Today was one of those days when California’s weather thought it would be funny to play a little trick, fooling its residents with sunshine when a jacket was actually more appropriate.
The way the fog rolls in off the ocean during the summer evenings just as the light begins to fade is the same way the fog rolled in today, but it started around 1 or 2pm instead, a telltale sign of a brisk night to come. Soft tufts of gray moved low and fast overhead thanks to a chilly breeze, and they gave way to the rays only when they had to. I don’t think the day made it much past 60 at its warmest, likely hovering in the high 50s for the majority.
When I lived in Michigan and Connecticut, I would often make the mistake of equating sunshine with warmth. I did the same thing today. I stepped out in a tank, cardigan, jeans and flip-flops, then was too lazy to go back inside to change when I realized I’d made the wrong choice.
The atmosphere’s indecisiveness last evening had left my car a mess, its silver paint speckled like a cheetah with charcoal spots. Had it actually decided to rain in a more steady manner, the shower might’ve been a decent stand-in for a carwash. But, alas, it didn’t.
I arrived at the carwash and the same guy who’s usually there saw me pull up. He wrote my ticket then handed it to me as I exited the car, not needing to ask me what wash and scent I wanted. We’re cool like that.
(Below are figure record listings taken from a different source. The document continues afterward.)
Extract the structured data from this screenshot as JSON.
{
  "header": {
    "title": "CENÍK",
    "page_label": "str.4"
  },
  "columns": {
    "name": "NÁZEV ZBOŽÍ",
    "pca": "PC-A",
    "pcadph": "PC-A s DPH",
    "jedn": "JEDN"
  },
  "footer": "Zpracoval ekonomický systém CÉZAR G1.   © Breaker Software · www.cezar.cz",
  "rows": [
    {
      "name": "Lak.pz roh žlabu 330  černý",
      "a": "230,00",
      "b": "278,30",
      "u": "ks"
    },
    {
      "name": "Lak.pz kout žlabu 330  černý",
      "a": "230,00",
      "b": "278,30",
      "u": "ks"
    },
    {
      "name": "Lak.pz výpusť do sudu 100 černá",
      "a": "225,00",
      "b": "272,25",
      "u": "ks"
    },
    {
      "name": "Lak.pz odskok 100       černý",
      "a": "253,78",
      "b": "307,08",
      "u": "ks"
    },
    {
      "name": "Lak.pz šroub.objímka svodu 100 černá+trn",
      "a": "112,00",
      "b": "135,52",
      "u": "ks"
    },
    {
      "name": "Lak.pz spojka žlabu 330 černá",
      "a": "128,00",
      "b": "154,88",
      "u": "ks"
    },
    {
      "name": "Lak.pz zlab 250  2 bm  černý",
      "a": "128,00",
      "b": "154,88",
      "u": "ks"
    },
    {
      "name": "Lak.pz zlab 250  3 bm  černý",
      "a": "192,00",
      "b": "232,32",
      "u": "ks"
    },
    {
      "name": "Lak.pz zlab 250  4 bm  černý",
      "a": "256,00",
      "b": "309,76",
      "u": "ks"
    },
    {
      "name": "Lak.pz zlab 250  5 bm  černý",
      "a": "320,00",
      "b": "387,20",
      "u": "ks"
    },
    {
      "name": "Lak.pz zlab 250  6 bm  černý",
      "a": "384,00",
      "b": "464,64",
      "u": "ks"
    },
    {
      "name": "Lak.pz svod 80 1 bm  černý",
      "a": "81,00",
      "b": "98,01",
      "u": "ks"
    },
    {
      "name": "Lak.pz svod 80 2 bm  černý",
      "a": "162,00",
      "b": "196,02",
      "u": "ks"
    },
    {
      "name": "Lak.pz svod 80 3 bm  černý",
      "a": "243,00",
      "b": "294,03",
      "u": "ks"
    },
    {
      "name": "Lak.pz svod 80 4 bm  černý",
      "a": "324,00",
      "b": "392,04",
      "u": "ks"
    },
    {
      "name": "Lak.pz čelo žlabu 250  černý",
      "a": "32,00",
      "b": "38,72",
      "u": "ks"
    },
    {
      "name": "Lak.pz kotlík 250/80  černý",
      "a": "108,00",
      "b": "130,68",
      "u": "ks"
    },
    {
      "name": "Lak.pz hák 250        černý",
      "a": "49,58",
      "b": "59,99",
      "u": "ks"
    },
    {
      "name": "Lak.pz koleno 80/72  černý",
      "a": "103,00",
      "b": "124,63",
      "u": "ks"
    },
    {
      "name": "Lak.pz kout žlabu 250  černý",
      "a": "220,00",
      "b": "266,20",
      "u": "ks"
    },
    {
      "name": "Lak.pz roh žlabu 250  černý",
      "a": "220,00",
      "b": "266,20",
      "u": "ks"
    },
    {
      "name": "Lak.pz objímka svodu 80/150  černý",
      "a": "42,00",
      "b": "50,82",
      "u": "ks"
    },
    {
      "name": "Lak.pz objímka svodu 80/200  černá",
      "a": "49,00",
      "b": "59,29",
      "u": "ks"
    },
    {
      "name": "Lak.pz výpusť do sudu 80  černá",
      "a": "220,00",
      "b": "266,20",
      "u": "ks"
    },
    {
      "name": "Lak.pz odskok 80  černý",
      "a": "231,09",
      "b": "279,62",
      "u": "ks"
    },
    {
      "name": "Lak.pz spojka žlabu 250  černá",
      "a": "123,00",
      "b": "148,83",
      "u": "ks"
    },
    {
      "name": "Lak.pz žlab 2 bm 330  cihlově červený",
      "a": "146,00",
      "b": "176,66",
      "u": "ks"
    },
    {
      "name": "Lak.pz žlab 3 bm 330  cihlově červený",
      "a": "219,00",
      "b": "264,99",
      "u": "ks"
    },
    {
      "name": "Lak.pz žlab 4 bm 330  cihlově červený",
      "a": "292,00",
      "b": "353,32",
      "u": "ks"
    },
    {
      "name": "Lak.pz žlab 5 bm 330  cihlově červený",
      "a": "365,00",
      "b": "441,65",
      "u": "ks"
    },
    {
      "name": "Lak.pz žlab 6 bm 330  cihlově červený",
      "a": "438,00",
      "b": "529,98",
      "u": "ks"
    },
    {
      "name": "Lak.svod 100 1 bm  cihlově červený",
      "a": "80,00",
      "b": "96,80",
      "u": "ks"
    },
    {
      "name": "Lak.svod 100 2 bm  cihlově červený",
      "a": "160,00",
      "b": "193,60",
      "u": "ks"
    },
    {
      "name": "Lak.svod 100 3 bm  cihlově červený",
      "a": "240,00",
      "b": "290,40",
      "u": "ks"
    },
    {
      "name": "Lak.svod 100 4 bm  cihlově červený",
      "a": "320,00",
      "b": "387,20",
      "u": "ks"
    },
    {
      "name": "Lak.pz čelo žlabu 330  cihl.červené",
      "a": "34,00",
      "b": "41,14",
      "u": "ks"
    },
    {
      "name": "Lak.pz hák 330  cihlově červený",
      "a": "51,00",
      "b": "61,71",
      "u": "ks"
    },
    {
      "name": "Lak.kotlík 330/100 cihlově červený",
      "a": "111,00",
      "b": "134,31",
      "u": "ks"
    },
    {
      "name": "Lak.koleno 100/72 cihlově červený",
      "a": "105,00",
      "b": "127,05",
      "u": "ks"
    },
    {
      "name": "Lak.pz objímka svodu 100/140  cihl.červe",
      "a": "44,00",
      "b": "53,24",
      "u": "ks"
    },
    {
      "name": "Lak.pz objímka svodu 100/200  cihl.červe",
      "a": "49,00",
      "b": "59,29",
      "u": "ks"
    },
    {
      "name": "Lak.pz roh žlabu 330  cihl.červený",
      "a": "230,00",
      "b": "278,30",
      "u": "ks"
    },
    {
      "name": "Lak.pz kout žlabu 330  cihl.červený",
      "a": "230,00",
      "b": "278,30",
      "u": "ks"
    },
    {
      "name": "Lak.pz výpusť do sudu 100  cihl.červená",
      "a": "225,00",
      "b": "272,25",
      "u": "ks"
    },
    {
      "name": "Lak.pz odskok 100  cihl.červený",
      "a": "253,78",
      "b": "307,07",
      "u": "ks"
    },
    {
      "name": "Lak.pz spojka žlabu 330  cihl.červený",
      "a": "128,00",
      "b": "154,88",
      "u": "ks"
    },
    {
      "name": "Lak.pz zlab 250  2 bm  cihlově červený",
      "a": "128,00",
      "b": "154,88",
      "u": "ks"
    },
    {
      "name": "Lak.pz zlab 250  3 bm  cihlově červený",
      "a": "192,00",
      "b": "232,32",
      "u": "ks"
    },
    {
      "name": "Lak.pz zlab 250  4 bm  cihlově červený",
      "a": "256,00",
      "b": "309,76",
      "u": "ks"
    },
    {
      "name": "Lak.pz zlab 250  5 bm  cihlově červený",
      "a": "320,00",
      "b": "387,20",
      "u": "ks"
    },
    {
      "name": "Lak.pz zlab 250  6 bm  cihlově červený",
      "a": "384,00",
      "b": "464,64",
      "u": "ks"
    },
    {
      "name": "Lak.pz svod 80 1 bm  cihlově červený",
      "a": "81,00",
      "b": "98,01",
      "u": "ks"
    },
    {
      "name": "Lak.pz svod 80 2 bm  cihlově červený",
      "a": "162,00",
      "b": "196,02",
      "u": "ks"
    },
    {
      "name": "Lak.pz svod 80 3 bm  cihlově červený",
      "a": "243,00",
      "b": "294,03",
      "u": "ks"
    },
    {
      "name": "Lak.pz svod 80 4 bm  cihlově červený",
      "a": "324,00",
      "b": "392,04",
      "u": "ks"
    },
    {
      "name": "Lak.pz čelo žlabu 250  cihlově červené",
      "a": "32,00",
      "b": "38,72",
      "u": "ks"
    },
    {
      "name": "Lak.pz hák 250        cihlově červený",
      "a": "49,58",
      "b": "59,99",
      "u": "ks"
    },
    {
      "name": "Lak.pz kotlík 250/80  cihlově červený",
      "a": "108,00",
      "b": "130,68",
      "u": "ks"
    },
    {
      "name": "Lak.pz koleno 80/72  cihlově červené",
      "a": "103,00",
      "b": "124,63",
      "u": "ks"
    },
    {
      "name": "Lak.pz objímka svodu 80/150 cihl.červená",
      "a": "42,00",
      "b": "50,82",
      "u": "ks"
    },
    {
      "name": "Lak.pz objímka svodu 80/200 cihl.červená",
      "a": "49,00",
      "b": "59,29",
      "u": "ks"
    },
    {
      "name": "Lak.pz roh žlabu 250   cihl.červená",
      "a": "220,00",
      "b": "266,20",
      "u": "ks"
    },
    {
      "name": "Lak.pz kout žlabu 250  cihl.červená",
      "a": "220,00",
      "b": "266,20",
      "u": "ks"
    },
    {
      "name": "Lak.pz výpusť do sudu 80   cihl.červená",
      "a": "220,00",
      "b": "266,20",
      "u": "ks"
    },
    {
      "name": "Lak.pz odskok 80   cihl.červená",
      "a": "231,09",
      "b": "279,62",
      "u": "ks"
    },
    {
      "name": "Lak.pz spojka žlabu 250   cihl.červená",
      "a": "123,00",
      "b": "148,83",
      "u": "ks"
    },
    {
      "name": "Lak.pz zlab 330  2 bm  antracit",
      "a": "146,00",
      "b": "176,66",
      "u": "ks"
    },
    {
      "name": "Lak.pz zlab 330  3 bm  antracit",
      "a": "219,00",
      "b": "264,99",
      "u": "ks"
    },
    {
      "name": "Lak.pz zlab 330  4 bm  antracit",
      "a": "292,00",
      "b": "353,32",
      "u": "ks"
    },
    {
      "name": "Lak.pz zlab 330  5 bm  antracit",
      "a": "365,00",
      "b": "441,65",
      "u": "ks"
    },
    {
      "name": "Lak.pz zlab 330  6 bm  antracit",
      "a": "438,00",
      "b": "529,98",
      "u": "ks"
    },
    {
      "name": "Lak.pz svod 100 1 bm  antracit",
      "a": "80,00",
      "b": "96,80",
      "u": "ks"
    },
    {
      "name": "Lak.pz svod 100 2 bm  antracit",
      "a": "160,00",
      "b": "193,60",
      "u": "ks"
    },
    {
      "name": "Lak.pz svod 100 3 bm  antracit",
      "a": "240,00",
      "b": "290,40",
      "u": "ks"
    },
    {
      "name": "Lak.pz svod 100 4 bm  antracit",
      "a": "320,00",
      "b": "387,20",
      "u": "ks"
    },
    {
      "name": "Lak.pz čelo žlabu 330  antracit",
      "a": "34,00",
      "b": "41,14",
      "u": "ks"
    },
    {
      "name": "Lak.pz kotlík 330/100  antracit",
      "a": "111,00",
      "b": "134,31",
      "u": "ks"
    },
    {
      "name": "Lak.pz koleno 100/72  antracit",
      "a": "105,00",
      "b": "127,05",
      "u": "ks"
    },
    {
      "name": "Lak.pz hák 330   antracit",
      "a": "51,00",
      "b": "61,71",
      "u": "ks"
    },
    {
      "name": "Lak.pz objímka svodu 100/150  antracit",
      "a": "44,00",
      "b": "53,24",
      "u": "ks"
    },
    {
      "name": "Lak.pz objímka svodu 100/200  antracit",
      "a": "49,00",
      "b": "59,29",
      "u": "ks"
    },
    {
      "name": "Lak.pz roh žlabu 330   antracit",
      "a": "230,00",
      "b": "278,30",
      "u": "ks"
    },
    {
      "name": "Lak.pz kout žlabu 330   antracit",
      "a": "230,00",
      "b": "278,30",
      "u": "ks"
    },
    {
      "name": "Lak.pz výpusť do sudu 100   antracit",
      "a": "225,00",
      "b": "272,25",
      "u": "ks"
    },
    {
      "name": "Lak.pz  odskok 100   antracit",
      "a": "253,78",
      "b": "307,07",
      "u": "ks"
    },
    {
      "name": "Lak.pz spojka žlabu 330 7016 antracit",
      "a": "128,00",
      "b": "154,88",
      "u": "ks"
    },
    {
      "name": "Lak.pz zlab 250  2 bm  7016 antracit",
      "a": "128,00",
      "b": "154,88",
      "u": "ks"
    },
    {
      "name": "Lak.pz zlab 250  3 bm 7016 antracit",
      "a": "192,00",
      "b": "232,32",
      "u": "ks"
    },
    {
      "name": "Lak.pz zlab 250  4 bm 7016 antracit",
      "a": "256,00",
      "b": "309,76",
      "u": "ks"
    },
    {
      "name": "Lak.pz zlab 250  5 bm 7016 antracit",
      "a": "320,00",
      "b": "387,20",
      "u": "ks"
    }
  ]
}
Another guy, a relative of ticket-writer-guy, was inside at the register. I passed a pot of coffee that seemed freshly brewed, paid for the wash and he handed me my claim ticket.
The coffee beckoned.
I asked him if I could pay for a small coffee right then, or if I should pour it, then bring it back to pay. He indicated the latter. My frozen toes and I shuffled over to it, poured the most gigantic small coffee I’d ever seen in my life, and we made our way back to the register.
I placed the coffee on the counter and began searching for some money; he picked up the cup then moved it to the far end. I figured I must have been at the wrong, not-for-food-purchases register or something.
“Oh, my bad,” I said, and moved down to where he had placed it, continuing to rummage in my purse for a couple of dollars.
“No,” he said, waving his hand gently.
I looked up at him. “No?” I repeated.
“You don’t need to pay,” he explained.
“What? Why?” I asked.
“It is cold outside. And it is only coffee. Please, no money.”
To say that his kindness warmed me more than the coffee had yet been able to sounds corny beyond belief, but it was such a small act of thoughtfulness that — as I sat outside, cradling the toasty cup and watching the fog race by overhead — I wondered what other everyday things we could easily make extraordinary by gifting them to others.
Today I am thankful for the reminder that kindness can live in the smallest, most unexpected of places. While it’s only coffee to one, it’s so much more to another.
Who will you be coffee for tomorrow?